With the human body as the centrepiece, the Kota Kinabalu, Sabah-born writer, musician and visual artist explores contemporary anxieties while challenging the notion of figurative art in the context of nude painting in the history of art.
Red And Gold, which is Kugan’s first solo show, is presented in collaboration with curator Sharmin Parameswaran. The 27 works span various mediums, including pencil on paper, watercolour on paper, cigarette packaging paper and used pill bottles.
“When life tastes like blood and p**s, that’s when you know it deserves to be memorialised,” Kugan notes.
He borrows from and alludes to a wide array of references, ranging from religious iconography, colour symbolism, anatomical drawings, mandalas, social taboos and censorship, androgyny and black humour.

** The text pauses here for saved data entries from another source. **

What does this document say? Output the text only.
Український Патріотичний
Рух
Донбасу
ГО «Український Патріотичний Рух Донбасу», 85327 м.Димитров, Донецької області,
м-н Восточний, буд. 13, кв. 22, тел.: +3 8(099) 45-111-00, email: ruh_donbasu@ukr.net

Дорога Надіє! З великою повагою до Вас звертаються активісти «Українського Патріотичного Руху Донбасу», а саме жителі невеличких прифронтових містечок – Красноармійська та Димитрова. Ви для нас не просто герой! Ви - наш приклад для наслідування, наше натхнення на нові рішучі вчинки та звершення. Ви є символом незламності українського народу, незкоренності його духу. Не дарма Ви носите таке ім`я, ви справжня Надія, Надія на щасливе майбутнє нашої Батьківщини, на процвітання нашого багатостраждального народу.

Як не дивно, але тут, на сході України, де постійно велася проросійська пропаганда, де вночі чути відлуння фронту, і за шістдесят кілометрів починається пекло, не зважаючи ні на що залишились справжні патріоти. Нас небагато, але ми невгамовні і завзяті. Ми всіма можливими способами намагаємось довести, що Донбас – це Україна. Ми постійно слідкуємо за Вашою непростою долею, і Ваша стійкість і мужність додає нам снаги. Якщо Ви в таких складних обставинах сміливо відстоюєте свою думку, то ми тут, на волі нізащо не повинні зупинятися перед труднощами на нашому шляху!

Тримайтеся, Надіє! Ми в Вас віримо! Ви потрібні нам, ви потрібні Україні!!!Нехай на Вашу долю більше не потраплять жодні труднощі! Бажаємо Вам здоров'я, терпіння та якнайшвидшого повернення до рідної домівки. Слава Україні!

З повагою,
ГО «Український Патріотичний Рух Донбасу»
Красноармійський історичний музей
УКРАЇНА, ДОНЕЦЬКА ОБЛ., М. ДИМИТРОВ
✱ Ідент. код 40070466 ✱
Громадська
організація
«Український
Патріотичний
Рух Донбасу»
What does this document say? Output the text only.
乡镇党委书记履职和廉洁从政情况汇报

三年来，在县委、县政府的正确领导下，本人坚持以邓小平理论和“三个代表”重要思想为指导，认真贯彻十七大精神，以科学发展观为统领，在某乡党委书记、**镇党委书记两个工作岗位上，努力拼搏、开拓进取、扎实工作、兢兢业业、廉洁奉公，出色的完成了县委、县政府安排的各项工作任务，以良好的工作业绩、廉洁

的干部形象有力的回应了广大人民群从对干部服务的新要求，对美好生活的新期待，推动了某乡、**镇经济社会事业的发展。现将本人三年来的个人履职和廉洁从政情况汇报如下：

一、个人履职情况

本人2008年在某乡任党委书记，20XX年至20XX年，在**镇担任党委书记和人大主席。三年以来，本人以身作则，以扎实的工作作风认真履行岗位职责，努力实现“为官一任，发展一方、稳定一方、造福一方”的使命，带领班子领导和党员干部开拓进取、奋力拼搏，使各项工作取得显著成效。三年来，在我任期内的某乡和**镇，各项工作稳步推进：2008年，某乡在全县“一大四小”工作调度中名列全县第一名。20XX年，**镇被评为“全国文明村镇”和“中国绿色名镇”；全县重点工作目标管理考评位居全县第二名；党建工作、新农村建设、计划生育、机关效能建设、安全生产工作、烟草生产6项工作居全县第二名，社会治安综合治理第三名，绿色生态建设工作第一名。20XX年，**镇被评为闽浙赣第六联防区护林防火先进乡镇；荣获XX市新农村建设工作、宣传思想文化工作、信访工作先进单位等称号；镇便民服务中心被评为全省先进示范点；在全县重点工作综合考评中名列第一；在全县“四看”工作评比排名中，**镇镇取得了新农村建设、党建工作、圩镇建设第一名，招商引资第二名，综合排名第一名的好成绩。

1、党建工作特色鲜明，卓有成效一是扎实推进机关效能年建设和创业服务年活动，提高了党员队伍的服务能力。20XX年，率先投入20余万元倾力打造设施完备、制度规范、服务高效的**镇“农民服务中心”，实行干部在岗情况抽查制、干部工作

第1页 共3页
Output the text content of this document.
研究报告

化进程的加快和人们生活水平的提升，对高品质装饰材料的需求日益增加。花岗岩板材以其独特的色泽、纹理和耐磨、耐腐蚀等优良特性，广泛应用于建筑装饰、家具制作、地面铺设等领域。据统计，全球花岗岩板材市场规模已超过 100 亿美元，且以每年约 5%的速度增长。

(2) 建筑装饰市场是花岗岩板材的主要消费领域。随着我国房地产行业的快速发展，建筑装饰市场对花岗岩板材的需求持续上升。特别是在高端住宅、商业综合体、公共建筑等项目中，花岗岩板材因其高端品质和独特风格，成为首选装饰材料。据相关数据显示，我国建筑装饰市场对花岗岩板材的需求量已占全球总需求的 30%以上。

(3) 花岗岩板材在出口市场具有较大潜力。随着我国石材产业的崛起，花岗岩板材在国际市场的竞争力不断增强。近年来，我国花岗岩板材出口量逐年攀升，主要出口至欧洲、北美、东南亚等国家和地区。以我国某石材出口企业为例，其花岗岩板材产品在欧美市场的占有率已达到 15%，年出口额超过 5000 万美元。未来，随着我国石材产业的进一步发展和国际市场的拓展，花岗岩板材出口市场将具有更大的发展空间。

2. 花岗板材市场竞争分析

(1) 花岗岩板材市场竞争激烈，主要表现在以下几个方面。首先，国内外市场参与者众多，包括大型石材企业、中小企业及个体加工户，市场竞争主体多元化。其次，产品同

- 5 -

Yet, the abstractness Kugan imbues in his pieces – mainly painting and drawings – decontextualises them, leaving the works open to various interpretations.
“I hope people are able to view the works without shame and in the spirit of gentle humour, that my somewhat romantic and pallid rendering of genderless figures may act as an entry point into a more humanistic discourse of what it means to be human in today’s increasingly dehumanised world,” he says.
Genderless as they are, though, most of Kugan’s works are not for the prudish. Yet, although heady and raw, there is decidedly something graceful about Kugan’s art.
This has been apparent in his earlier works, in both traditional and non-traditional media, shown at Art For Grabs (Epic Understatements, 2017, Talismans, 2016, Catalogical, 2016 and With Closed Eyes, 2013), The Annexe Gallery (2009, 2010) and Reka Art Space (2003, 2005).